There’s a reason why Microsoft it seems to have less trouble ensuring continuity availabilty of the next generation console Xbox Series X And no, it has nothing to do with the lower popularity compared to the Playstation 5.

According to the industry insider Nick “Shpeshal Nick” BakerMicrosoft would almost certainly have paid chip suppliers to skip the line and reduce the damage caused by the so-called semiconductor crisis. It’s just a hypothesis, but according to the expert, speaking on an episode of the XboxEra podcast, it would be a very likely scenario.

Microsoft has managed to guarantee the availability of its console thanks to topping up regularly, competing companies, such as Sony, have not been able to do the same over the same period. Not only that: Since the console’s launch, Microsoft has also managed to release a limited edition of the Xbox Series X-branded Halo Infinte. Sony hasn’t announced any special editions of its new consoles yet.

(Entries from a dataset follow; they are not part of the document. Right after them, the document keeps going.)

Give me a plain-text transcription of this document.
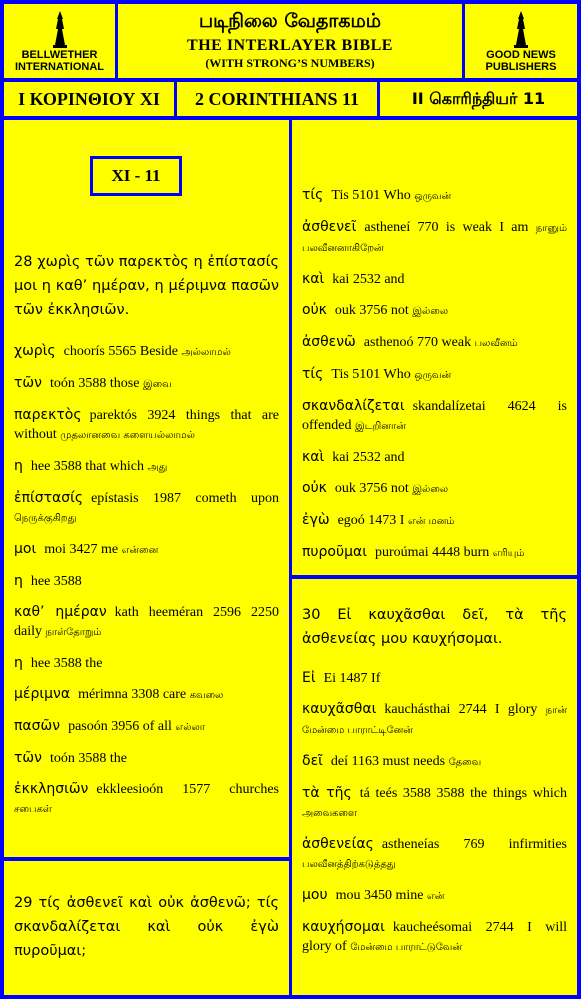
BELLWETHER
INTERNATIONAL
படிநிலை வேதாகமம்
THE INTERLAYER BIBLE
(WITH STRONG’S NUMBERS)
GOOD NEWS
PUBLISHERS
I ΚΟΡΙΝΘΙΟΥ ΧΙ	2 CORINTHIANS 11	II கொரிந்தியர் 11
XI - 11
28 χωρὶς τῶν παρεκτὸς η ἐπίστασίς μοι η καθ’ ημέραν, η μέριμνα πασῶν τῶν ἐκκλησιῶν.
χωρὶς choorís 5565 Beside அல்லாமல்
τῶν toón 3588 those இவை
παρεκτὸς parektós 3924 things that are without முதலானவை களையல்லாமல்
η hee 3588 that which அது
ἐπίστασίς epístasis 1987 cometh upon நெருக்குகிறது
μοι moi 3427 me என்னை
η hee 3588
καθ’ ημέραν kath heeméran 2596 2250 daily நாள்தோறும்
η hee 3588 the
μέριμνα mérimna 3308 care கவலை
πασῶν pasoón 3956 of all எல்லா
τῶν toón 3588 the
ἐκκλησιῶν ekkleesioón 1577 churches சபைகள்
29 τίς ἀσθενεῖ καὶ οὐκ ἀσθενῶ; τίς σκανδαλίζεται καὶ οὐκ ἐγὼ πυροῦμαι;
τίς Tis 5101 Who ஒருவன்
ἀσθενεῖ astheneí 770 is weak I am நானும் பலவீனனாகிறேன்
καὶ kai 2532 and
οὐκ ouk 3756 not இல்லை
ἀσθενῶ asthenoó 770 weak பலவீனம்
τίς Tis 5101 Who ஒருவன்
σκανδαλίζεται skandalízetai 4624 is offended இடறினான்
καὶ kai 2532 and
οὐκ ouk 3756 not இல்லை
ἐγὼ egoó 1473 I என் மனம்
πυροῦμαι puroúmai 4448 burn எரியும்
30 Εἰ καυχᾶσθαι δεῖ, τὰ τῆς ἀσθενείας μου καυχήσομαι.
Εἰ Ei 1487 If
καυχᾶσθαι kauchásthai 2744 I glory நான் மேன்மை பாராட்டினேன்
δεῖ deí 1163 must needs தேவை
τὰ τῆς tá teés 3588 3588 the things which அவைகளை
ἀσθενείας astheneías 769 infirmities பலவீனத்திற்கடுத்தது
μου mou 3450 mine என்
καυχήσομαι kaucheésomai 2744 I will glory of மேன்மை பாராட்டுவேன்
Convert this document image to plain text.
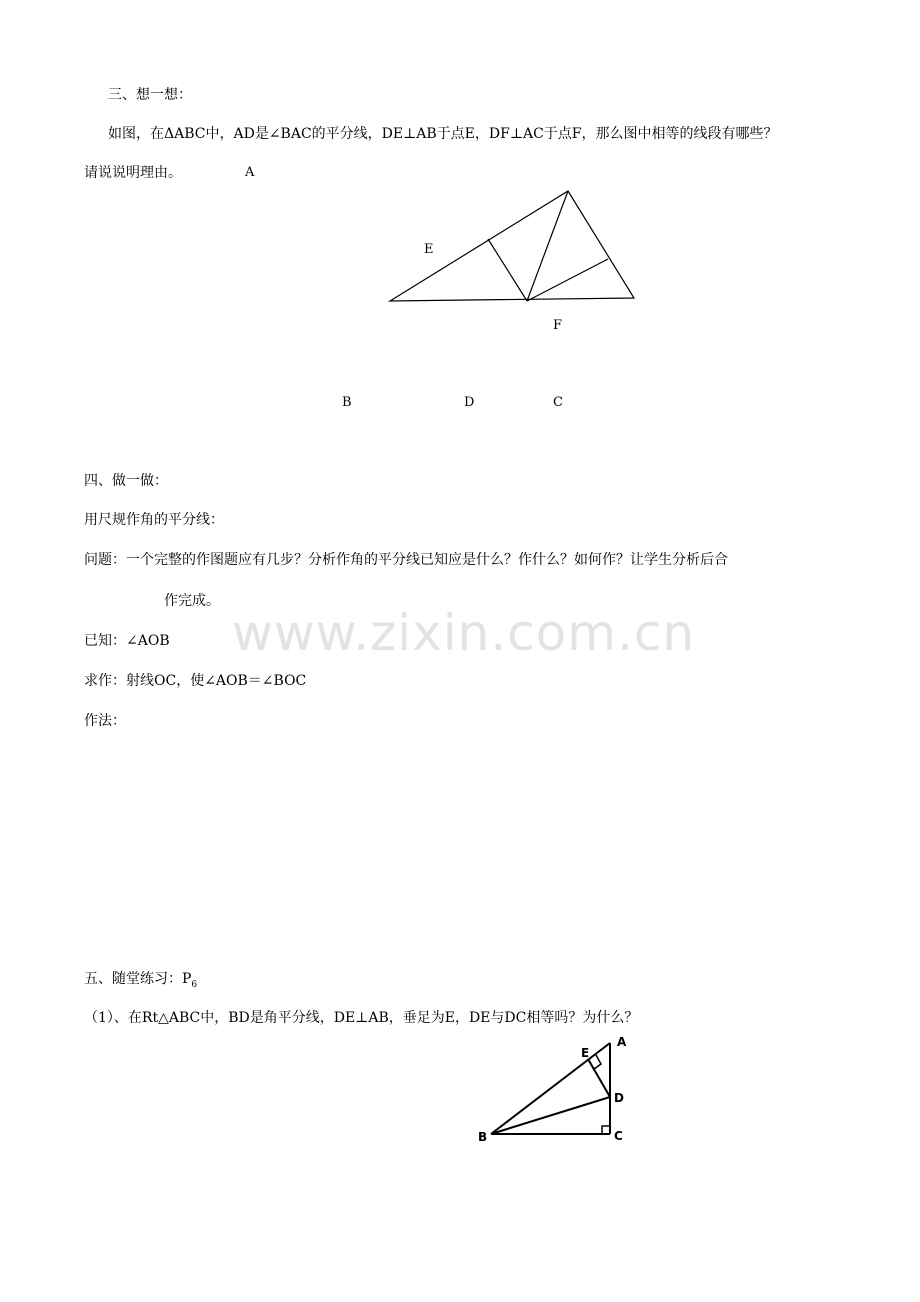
www.zixin.com.cn
三、想一想：
如图，在ΔABC中，AD是∠BAC的平分线，DE⊥AB于点E，DF⊥AC于点F，那么图中相等的线段有哪些？
请说说明理由。	A
E
F
B	D	C
四、做一做：
用尺规作角的平分线：
问题：一个完整的作图题应有几步？分析作角的平分线已知应是什么？作什么？如何作？让学生分析后合
作完成。
已知：∠AOB
求作：射线OC，使∠AOB＝∠BOC
作法：
五、随堂练习：$P_6$
（1）、在Rt△ABC中，BD是角平分线，DE⊥AB，垂足为E，DE与DC相等吗？为什么？
E
A
D
B	C
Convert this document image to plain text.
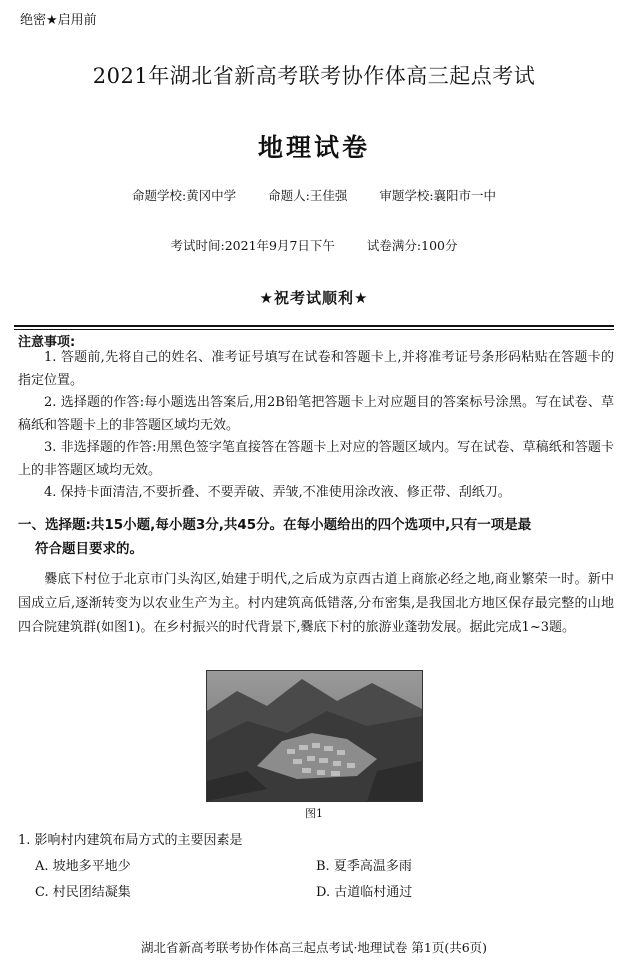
绝密★启用前
2021年湖北省新高考联考协作体高三起点考试
地理试卷
命题学校:黄冈中学	命题人:王佳强	审题学校:襄阳市一中
考试时间:2021年9月7日下午	试卷满分:100分
★祝考试顺利★
注意事项:
1. 答题前,先将自己的姓名、准考证号填写在试卷和答题卡上,并将准考证号条形码粘贴在答题卡的指定位置。
2. 选择题的作答:每小题选出答案后,用2B铅笔把答题卡上对应题目的答案标号涂黑。写在试卷、草稿纸和答题卡上的非答题区域均无效。
3. 非选择题的作答:用黑色签字笔直接答在答题卡上对应的答题区域内。写在试卷、草稿纸和答题卡上的非答题区域均无效。
4. 保持卡面清洁,不要折叠、不要弄破、弄皱,不准使用涂改液、修正带、刮纸刀。
一、选择题:共15小题,每小题3分,共45分。在每小题给出的四个选项中,只有一项是最
符合题目要求的。
爨底下村位于北京市门头沟区,始建于明代,之后成为京西古道上商旅必经之地,商业繁荣一时。新中国成立后,逐渐转变为以农业生产为主。村内建筑高低错落,分布密集,是我国北方地区保存最完整的山地四合院建筑群(如图1)。在乡村振兴的时代背景下,爨底下村的旅游业蓬勃发展。据此完成1~3题。
图1
1. 影响村内建筑布局方式的主要因素是
A. 坡地多平地少	B. 夏季高温多雨
C. 村民团结凝集	D. 古道临村通过
湖北省新高考联考协作体高三起点考试·地理试卷 第1页(共6页)
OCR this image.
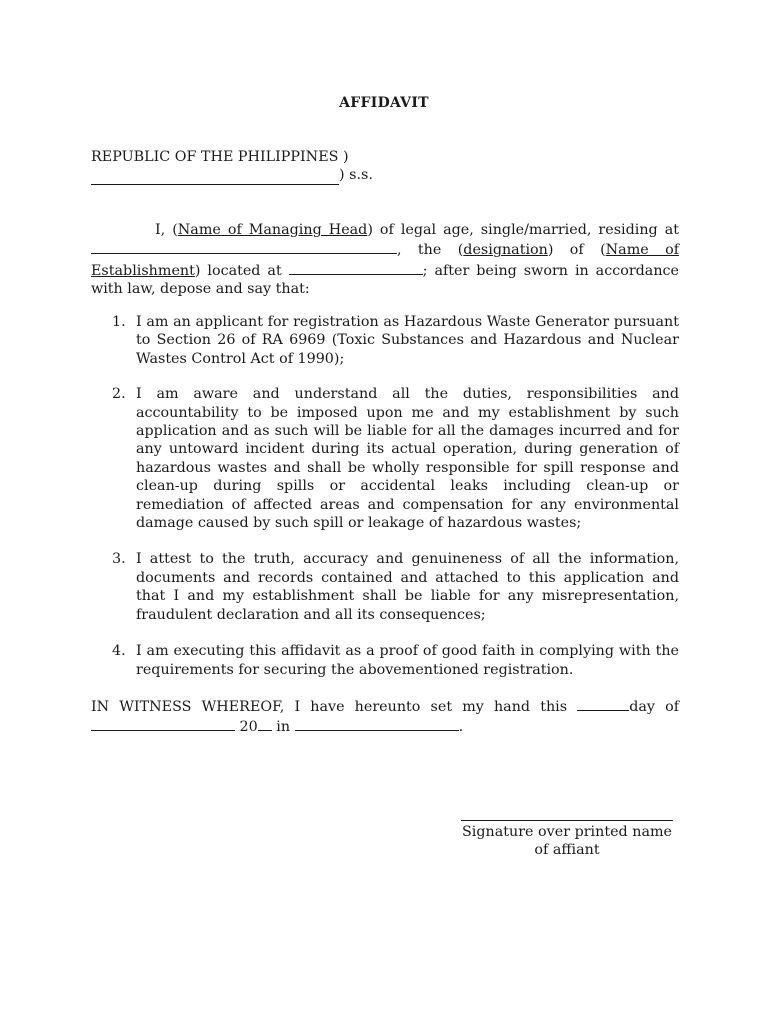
AFFIDAVIT
REPUBLIC OF THE PHILIPPINES )
) s.s.
I, (Name of Managing Head) of legal age, single/married, residing at , the (designation) of (Name of Establishment) located at	; after being sworn in accordance with law, depose and say that:
1. I am an applicant for registration as Hazardous Waste Generator pursuant to Section 26 of RA 6969 (Toxic Substances and Hazardous and Nuclear Wastes Control Act of 1990);
2. I am aware and understand all the duties, responsibilities and accountability to be imposed upon me and my establishment by such application and as such will be liable for all the damages incurred and for any untoward incident during its actual operation, during generation of hazardous wastes and shall be wholly responsible for spill response and clean-up during spills or accidental leaks including clean-up or remediation of affected areas and compensation for any environmental damage caused by such spill or leakage of hazardous wastes;
3. I attest to the truth, accuracy and genuineness of all the information, documents and records contained and attached to this application and that I and my establishment shall be liable for any misrepresentation, fraudulent declaration and all its consequences;
4. I am executing this affidavit as a proof of good faith in complying with the requirements for securing the abovementioned registration.
IN WITNESS WHEREOF, I have hereunto set my hand this	day of  20 in	.
Signature over printed name
of affiant
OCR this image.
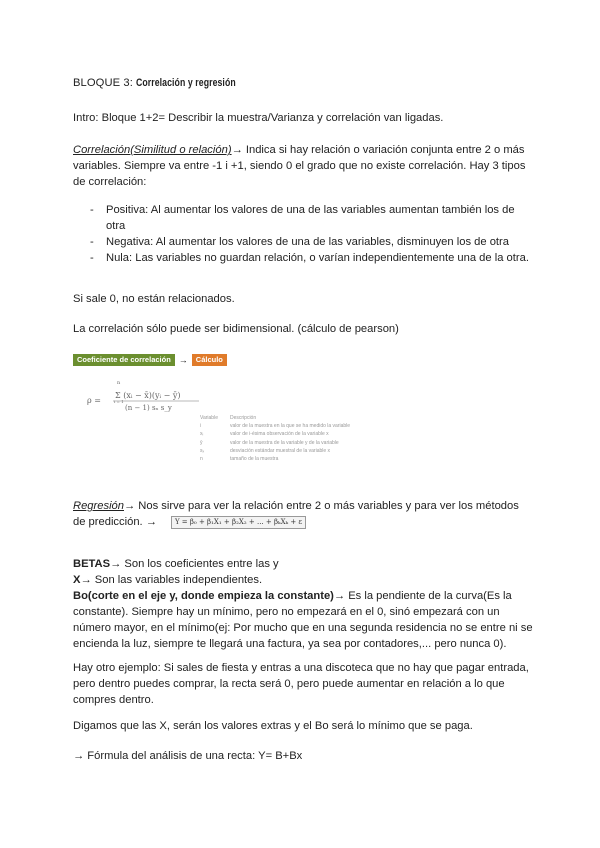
BLOQUE 3: Correlación y regresión

Intro: Bloque 1+2= Describir la muestra/Varianza y correlación van ligadas.

Correlación(Similitud o relación)→ Indica si hay relación o variación conjunta entre 2 o más variables. Siempre va entre -1 i +1, siendo 0 el grado que no existe correlación. Hay 3 tipos de correlación:

- Positiva: Al aumentar los valores de una de las variables aumentan también los de otra
- Negativa: Al aumentar los valores de una de las variables, disminuyen los de otra
- Nula: Las variables no guardan relación, o varían independientemente una de la otra.

Si sale 0, no están relacionados.

La correlación sólo puede ser bidimensional. (cálculo de pearson)

Coeficiente de correlación →	Cálculo
ρ =
n
Σ (xᵢ − x̄)(yᵢ − ȳ)
i = 1
(n − 1) sₓ s_y
Variable	Descripción
i	valor de la muestra en la que se ha medido la variable
xᵢ	valor de i-ésima observación de la variable x
ȳ	valor de la muestra de la variable y de la variable
sₓ	desviación estándar muestral de la variable x
n	tamaño de la muestra

Regresión→ Nos sirve para ver la relación entre 2 o más variables y para ver los métodos de predicción. →	Y = β₀ + β₁X₁ + β₂X₂ + ... + βₖXₖ + ε

BETAS→ Son los coeficientes entre las y

X→ Son las variables independientes.

Bo(corte en el eje y, donde empieza la constante)→ Es la pendiente de la curva(Es la constante). Siempre hay un mínimo, pero no empezará en el 0, sinó empezará con un número mayor, en el mínimo(ej: Por mucho que en una segunda residencia no se entre ni se encienda la luz, siempre te llegará una factura, ya sea por contadores,... pero nunca 0).

Hay otro ejemplo: Si sales de fiesta y entras a una discoteca que no hay que pagar entrada, pero dentro puedes comprar, la recta será 0, pero puede aumentar en relación a lo que compres dentro.

Digamos que las X, serán los valores extras y el Bo será lo mínimo que se paga.

→ Fórmula del análisis de una recta: Y= B+Bx
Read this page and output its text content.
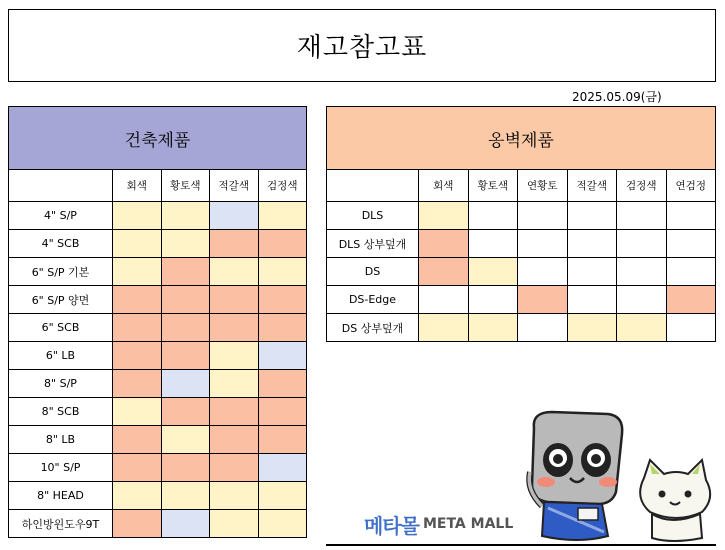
재고참고표
2025.05.09(금)
건축제품				
	회색	황토색	적갈색	검정색
4" S/P				
4" SCB				
6" S/P 기본				
6" S/P 양면				
6" SCB				
6" LB				
8" S/P				
8" SCB				
8" LB				
10" S/P				
8" HEAD				
하인방윈도우9T				
옹벽제품						
	회색	황토색	연황토	적갈색	검정색	연검정
DLS						
DLS 상부덮개						
DS						
DS-Edge						
DS 상부덮개						
메타몰 META MALL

One of the podcast hosts revealed that he had received a message from his source warning that Microsoft would significantly increase the console’s availability in the fall of 2021. And indeed, so it went.

The increased availability of the console is well reflected in the price trend in the secondary market. Brand new PS5s are still selling at crazy prices on platforms like eBay and StockX, while for Xbox Series X Resellers they often have to settle for a ‘tintin’ of only 50 euros.

Reselling the Xbox Series X no longer pays. Consumers can more easily buy the console through official channels.

Chip crisis

We repeat, there is no official confirmation, but Nick “Shpeshal Nick” Baker’s statement still seems quite plausible, when we look at what has happened in other sectors.

Tesla was one of the few car brands not particularly affected by the so-called semiconductor crisis – even managing to increase the number of registered vehicles in both 2020 and 2021. In the smartphone sector, it was Apple that won the chip war. , another brand is only marginally penalized by supply chain problems Both companies have one thing in common: they were both progressive enough to close profitable deals with suppliers before things went wrong.

So yes, in times of crisis, companies can pay a premium to suppliers to guarantee deliveries to the detriment of competing companies that don’t have the resources or the ability to make the same arrangements.

The cause of the chip crisis is mainly explained by the COVID-19 On the one hand, the pandemic has blocked the supply chain for months, with Asian supplier factories subject to frequent lockdowns imposed by Chinese authorities (it keeps happening, just look at Shenzhen); on the other, consumer demand has also skyrocketed, forced to stay at home due to lockdowns or the transition to so-called smart working. The result was a deadlock of the entire supply chain, with very serious delays that severely impacted the entire consumer electronics industry.